In the United States, less than half of high-achieving students from low-income backgrounds who graduate from high school apply to colleges that scan as a good academic fit for them.
While structural issues, including a lack of resources or institutional knowledge, can play a huge role in perpetuating this inequity, for many students, applying to the nation’s top universities can pose a crisis of confidence. Although attending a leading college or university can be a critical step in charting a path towards a brighter future — and despite the fact that generous financial aid packages can, counterintuitively, often mean that highly selective schools are a cheaper alternative than less competitive options — many students lack exposure to peers or teachers who have themselves applied to top colleges.
In the fall of 2014, Madeline Kerner founded the national nonprofit Matriculate in the hopes of giving students the hope, support, and models for success they need to thrive in and beyond their education careers. The organization began working to train college students from top universities like Columbia, Princeton, and Yale as Advising Fellows, who would then in turn work with high-achieving, low-income high school students in order to create pipelines to excellence. Today, Matriculate partners with Advising Fellows across 16 partner colleges and universities in an effort to guide students through their applications process and provide a model for the success they can achieve.
NationSwell spoke with Madeline about Matriculate’s impact and how creating new educational opportunities can have a transformative impact on talented students across the U.S.
NationSwell: Tell us a little bit about the inspiration behind your work — what was the impetus for founding Matriculate? How would you explain your mission statement?
Every year, thousands of students from low-income families and diverse communities have done everything we could expect of a high school student and excelled, yet too few of these students land at a college commensurate with their track record and with enough funding to make it through. As a result, talented students across the country are not able to access the opportunities they deserve and have earned. My interest in co-founding Matriculate came in part from my own values — I was in college at the same time my 85 year-old grandparents were working on getting their degrees. Education unlocked opportunity for me and my family. But more than that, I believe all students should have the support they need to thrive. At Matriculate, we serve as allies to talented students from rural, suburban, and urban communities from coast to coast as they navigate the college application and decision-making process and encourage students to attend colleges where they will have the support they need to succeed and pursue their dreams. We hope our work can contribute to forging a higher ed system that is truly representative of the talent in our country.

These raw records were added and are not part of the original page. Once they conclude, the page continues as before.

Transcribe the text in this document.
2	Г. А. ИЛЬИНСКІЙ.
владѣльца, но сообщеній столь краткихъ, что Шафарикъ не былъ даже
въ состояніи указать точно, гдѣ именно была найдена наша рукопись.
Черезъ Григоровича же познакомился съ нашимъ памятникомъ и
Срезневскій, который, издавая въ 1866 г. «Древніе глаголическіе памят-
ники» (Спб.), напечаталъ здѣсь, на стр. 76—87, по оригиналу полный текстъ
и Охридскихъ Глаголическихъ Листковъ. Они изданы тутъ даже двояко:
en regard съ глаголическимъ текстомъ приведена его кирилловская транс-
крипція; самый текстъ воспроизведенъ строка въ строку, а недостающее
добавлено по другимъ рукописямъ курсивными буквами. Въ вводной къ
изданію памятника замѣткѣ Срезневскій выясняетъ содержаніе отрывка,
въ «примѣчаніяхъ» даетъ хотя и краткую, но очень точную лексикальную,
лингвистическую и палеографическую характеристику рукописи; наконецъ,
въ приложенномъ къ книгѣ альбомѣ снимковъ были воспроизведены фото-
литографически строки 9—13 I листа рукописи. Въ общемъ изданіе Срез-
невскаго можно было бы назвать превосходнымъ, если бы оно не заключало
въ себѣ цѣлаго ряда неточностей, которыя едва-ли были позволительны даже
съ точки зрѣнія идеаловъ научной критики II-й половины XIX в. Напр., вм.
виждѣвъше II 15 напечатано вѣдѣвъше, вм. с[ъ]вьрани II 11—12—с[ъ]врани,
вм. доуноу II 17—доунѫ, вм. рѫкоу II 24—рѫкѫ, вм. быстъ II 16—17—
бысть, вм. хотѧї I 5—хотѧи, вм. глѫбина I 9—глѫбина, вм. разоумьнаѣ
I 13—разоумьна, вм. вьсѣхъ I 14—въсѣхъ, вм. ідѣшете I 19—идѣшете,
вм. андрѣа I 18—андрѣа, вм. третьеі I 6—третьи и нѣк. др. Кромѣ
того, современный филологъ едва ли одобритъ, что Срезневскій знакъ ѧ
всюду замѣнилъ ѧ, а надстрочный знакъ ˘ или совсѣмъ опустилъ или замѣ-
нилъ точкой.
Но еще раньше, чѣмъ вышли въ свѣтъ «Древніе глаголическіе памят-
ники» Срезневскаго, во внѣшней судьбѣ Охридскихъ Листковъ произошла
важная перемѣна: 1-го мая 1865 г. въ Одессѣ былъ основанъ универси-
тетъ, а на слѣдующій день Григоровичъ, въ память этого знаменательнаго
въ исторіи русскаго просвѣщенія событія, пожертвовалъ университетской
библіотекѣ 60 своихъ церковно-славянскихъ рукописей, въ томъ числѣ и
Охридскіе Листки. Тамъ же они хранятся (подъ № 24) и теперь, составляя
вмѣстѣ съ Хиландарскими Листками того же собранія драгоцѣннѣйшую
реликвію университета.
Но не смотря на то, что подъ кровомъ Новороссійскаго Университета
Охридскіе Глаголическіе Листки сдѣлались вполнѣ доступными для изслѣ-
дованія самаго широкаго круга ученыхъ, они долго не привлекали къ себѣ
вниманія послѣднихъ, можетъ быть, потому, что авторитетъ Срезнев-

NationSwell: For a lot of reasons, it must be a tough time to be working in the education space. Is there anything about these last two years of pandemic that has informed or influenced your work in a way that’s surprised you?
It really has been tough. On the one hand, I am so ready for human connection in person. At the same time, we’ve learned how powerful, flexible, and effective virtual connection can be. Matriculate provides (and always has provided) virtual advising to support talented high school students from low-income families, which enables us to support students in hard-to-reach communities. Matriculate recently received the results of a gold-standard, randomized control trial in partnership with Bloomberg Philanthropies and CollegePoint and we’ve learned that the model is highly effective. Through virtual relationships, student are building meaningful, empathic connections with advisors. Matriculate students are going on to attend the top 80 colleges at a rate 24% higher than a pure control group. Our students also persist at statistically significant higher rates. So I am persuaded that while we all need in person human connection to break out of the challenges of the past two years, virtual connection can be very powerful.
NationSwell: Are there any initiatives coming up that you’re particularly excited about?
Yes! We’re exploring social capital—how deep connections formed between highly trained undergraduate advisors and high school students can prepare students for the college experience, help them know they belong, and help them anticipate the challenges they may face and how to navigate those issues. We are also developing new strategies to identify and connect with rural, first gen, and underrepresented students of color across the country, in part by leveraging our networks of thousands of students and advisors.
NationSwell: Do you have any helpful advice for people trying to understand how to lead or do impactful work in these uncertain times?
It has been very meaningful to be able to make a contribution during a time of great stress and uncertainty for young people and, at the same time, I have found it to be a very challenging time to lead. I have, not surprisingly, learned to hold plans very loosely and be more firmly guided by values and to reach out to connect and listen for what I don’t know.